Healink multi-agent framework beats doctors in post-discharge follow-ups
AI framework outperforms human physicians in clinical safety and authoritativeness.
Post-discharge clinical follow-up is critical for continuity of care but suffers from workforce shortages and fragmented records. Researchers from multiple institutions present Healink, a memory-enhanced multi-agent framework that uses large language models to generate prescription-grounded, traceable responses for post-discharge communication. The architecture combines a triage routing mechanism, a unified memory enhancement module with a relational database for low latency, and a constraint-based retrieval-augmented generation (RAG) engine that vectorizes historical records and uses weighted similarity functions to prevent cross-departmental drug conflicts.

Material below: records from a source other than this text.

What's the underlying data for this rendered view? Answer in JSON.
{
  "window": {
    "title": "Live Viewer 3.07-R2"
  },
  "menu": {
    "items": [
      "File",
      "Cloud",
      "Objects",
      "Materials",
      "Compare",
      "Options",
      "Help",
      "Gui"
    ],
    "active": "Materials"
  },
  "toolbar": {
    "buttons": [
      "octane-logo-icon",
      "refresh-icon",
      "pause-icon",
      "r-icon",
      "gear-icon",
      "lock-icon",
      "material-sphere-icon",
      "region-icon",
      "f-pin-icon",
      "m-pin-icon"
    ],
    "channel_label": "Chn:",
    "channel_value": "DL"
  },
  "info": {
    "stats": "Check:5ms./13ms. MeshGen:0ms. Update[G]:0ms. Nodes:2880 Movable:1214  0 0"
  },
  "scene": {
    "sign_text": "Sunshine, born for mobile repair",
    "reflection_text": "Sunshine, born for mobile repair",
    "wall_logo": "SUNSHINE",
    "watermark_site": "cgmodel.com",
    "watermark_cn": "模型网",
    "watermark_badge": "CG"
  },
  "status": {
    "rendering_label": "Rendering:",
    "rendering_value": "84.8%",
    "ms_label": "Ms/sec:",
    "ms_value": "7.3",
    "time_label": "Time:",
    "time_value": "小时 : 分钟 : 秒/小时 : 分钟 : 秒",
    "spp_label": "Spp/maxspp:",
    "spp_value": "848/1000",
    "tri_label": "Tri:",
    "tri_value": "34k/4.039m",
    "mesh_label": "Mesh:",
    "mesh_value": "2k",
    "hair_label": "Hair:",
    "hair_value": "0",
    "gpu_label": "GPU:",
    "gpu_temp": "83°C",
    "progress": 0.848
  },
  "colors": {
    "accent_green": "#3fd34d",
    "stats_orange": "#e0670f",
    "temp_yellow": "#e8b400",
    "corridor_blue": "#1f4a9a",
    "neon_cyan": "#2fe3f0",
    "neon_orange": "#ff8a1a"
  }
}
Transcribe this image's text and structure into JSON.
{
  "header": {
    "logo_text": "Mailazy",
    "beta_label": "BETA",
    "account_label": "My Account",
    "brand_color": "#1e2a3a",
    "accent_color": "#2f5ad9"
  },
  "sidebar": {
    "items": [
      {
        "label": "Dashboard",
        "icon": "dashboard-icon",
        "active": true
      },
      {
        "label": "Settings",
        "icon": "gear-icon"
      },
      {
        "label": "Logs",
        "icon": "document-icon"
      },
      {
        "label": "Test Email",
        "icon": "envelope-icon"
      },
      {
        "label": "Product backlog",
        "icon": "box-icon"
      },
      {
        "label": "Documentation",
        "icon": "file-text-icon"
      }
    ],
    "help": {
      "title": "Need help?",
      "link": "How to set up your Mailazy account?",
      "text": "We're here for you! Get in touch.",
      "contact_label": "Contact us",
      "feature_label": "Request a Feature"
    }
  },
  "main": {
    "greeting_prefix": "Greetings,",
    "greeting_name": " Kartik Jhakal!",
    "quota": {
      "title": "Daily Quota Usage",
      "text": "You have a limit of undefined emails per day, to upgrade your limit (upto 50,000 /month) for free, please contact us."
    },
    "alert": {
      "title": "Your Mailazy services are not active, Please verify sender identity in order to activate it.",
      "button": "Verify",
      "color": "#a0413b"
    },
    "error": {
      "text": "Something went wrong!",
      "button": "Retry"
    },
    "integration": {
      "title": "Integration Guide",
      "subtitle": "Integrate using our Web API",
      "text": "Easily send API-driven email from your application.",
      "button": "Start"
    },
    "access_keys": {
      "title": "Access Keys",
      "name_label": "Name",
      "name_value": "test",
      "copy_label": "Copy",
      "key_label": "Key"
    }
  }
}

Healink was evaluated on a dataset of 400 continuous and 85 highly complex real-world follow-up cases, plus the webMedQA benchmark. In a single-blind evaluation by clinical experts, it outperformed human physician baselines in both authoritativeness and clinical safety. By generating white-box evidence chains, Healink provides a scalable, safe paradigm for intelligent patient management that could significantly improve societal healthcare outcomes.
- Healink uses a multi-agent architecture with triage routing and a unified memory module for low-latency retrieval.
- Outperformed human physician baselines in authoritativeness and clinical safety in single-blind evaluation.
- Generates traceable white-box evidence chains, preventing cross-departmental drug conflicts.
Why It Matters
Healink could reduce hospital readmissions and improve patient outcomes through scalable AI-powered post-discharge care.